Exciton-polariton condensation is regarded as a spontaneous macroscopic quantum phenomenon with phase ordering and collective coherence. By engineering artificial annular potential landscapes in halide perovskite semiconductor microcavities, we experimentally and theoretically demonstrate the room-temperature spontaneous formation of a coherent superposition of exciton-polariton orbital states with symmetric petal-shaped patterns in real space, resulting from symmetry breaking due to the anisotropic effective potential of the birefringent perovskite crystals. The lobe numbers of such petal-shaped polariton condensates can be precisely controlled by tuning the annular potential geometry. These petal-shaped condensates form in multiple orbital states, carrying locked alternating π phase shifts and vortex–antivortex superposition cores, arising from the coupling of counterrotating exciton-polaritons in the confined circular waveguide. Our geometrically patterned microcavity exhibits promise for realizing room-temperature topological polaritonic devices and optical polaritonic switches based on periodic annular potentials.

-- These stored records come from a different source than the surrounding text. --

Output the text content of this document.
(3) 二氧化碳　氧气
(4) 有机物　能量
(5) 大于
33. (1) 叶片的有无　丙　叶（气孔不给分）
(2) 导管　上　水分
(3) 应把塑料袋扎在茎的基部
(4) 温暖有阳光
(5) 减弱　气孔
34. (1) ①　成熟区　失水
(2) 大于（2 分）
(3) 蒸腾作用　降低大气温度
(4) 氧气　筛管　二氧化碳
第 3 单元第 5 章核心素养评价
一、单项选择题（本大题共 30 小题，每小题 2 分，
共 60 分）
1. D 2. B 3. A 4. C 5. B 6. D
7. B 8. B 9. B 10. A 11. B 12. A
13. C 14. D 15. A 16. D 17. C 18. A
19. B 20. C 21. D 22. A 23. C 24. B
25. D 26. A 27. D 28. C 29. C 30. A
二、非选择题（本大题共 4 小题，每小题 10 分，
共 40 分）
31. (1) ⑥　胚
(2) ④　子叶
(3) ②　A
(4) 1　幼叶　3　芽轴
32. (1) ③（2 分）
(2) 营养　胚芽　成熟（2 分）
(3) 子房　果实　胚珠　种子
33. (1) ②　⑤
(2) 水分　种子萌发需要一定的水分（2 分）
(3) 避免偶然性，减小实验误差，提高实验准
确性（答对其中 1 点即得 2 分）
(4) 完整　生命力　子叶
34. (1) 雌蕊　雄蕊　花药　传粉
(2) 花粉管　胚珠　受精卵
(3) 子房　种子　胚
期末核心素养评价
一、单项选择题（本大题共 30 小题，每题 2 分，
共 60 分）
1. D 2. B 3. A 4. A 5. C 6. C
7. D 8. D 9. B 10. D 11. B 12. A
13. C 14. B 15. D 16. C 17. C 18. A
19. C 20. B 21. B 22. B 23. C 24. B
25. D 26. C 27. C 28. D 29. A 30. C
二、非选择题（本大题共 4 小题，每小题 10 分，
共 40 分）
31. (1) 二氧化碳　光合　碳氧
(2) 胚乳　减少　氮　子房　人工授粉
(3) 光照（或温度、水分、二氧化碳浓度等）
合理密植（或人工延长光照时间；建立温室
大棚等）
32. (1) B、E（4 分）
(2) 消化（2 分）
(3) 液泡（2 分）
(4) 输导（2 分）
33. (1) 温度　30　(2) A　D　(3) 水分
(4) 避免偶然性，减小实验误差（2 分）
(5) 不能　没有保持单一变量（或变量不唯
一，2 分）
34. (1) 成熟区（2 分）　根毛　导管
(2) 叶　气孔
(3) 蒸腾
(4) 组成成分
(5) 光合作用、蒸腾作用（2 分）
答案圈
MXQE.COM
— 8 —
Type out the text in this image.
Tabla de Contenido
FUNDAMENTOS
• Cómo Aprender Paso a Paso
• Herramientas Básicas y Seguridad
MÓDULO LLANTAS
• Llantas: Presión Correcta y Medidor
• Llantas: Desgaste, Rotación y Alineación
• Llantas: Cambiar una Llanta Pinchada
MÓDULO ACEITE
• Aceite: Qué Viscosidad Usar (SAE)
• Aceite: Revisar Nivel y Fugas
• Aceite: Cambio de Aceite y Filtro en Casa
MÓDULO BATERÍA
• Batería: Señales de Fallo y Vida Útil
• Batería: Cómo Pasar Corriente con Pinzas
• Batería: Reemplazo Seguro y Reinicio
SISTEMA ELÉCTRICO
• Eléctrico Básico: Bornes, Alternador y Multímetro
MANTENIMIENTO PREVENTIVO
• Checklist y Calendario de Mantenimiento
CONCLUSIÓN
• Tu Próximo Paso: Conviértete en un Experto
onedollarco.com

激子-极化子凝聚被认为是具有相序和集体相干性的自发宏观量子现象。通过在卤化物钙钛矿半导体微腔中工程化人工环形势能景观，我们在实验上和理论上证明了在室温下自发形成的激子-极化子轨道态在实际空间中具有对称的花瓣形图案的相干叠加，这是由于电子的对称性破坏所致。双折射钙钛矿晶体的各向异性有效电势。通过调节环形势能几何形状，可以精确地控制这种花瓣形极化子凝结的波瓣数。这些花瓣状的冷凝物以多个轨道状态形成，带有锁定的交替π相移和涡旋-反涡旋叠加核，由有限的圆形波导中反向旋转的激子-极化子的耦合引起。我们的几何图案化微腔展示出有望实现基于周期性环形电势的室温拓扑极化子设备和光学极化子开关。